Quello sul salario minimo voluto dalle varie Sinistre è stato battuto in modo plebiscitario. Rimarranno fedeli a quello che loro chiamano il «partenariato sociale» : dal 1937 regola il mercato del lavoro in senso liberale. Quello sugli aerei svedesi Gripen, gradito dalle Destre, non è passato. Come ha detto il Corriere del Ticino «piuttosto che pagare a peso d’oro le tegole, preferiamo per qualche tempo avere il tetto bucato». Quello detto «Marche Blanche» aveva un sapore antico di saggia moralità popolare: vieta ai pedofili di lavorare in qualunque forma con i bambini, ha fatto il pieno dei voti popolari, con l’unanimità dei Cantoni (rara), cancellando le sofisticazioni intellettuali («violazione del principio di proporzionalità») delle Sinistre, dei Verdi e dei Liberali, versione radical chic.

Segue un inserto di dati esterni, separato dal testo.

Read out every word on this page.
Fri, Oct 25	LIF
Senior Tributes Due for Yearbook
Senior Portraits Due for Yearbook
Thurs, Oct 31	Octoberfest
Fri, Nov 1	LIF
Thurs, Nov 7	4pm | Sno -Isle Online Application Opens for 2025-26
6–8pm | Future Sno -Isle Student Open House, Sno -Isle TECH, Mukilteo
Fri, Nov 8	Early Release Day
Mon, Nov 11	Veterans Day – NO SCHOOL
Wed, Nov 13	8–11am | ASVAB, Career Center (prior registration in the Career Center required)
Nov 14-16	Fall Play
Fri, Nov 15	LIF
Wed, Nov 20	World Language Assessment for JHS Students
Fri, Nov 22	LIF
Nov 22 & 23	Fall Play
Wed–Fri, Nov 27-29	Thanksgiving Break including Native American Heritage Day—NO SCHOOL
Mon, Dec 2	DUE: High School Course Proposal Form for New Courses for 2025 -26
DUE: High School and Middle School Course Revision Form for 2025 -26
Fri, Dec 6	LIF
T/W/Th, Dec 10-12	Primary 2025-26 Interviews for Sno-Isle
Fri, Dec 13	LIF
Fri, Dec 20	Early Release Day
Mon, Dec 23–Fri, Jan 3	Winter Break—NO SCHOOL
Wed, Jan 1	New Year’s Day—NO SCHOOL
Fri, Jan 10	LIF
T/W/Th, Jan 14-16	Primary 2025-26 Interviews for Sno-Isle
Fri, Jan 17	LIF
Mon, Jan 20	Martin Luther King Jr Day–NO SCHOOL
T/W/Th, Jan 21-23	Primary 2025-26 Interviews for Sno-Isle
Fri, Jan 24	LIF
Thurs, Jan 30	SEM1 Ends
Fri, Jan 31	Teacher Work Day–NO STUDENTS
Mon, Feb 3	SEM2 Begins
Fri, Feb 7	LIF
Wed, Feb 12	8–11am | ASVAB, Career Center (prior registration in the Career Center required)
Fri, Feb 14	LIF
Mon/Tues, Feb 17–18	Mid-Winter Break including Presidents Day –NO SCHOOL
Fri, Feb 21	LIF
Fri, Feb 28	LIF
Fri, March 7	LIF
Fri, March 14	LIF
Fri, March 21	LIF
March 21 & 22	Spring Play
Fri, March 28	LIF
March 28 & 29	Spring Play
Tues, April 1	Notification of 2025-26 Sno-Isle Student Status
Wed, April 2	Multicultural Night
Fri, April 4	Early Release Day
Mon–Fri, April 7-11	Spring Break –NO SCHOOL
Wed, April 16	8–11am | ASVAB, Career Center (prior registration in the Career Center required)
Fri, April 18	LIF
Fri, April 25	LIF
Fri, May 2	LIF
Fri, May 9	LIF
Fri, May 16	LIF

UN SISTEMA ELETTORALE DA COPIARE

Che bello sarebbe per l’Italia un sistema elettorale come quello svizzero, basato sui partiti e da rigorosi pesi e contrappesi: per garantire la «rappresentanza» uso del proporzionale puro, per assicurare la «governabilità» alleanze fra partiti alla luce del Parlamento, controllo finale assegnato al popolo sovrano, attraverso i «referendum» , che devono avere la maggioranza dei voti dei singoli e dei Cantoni. Altro che i buffoneschi Porcellum, Italicum, Senatus.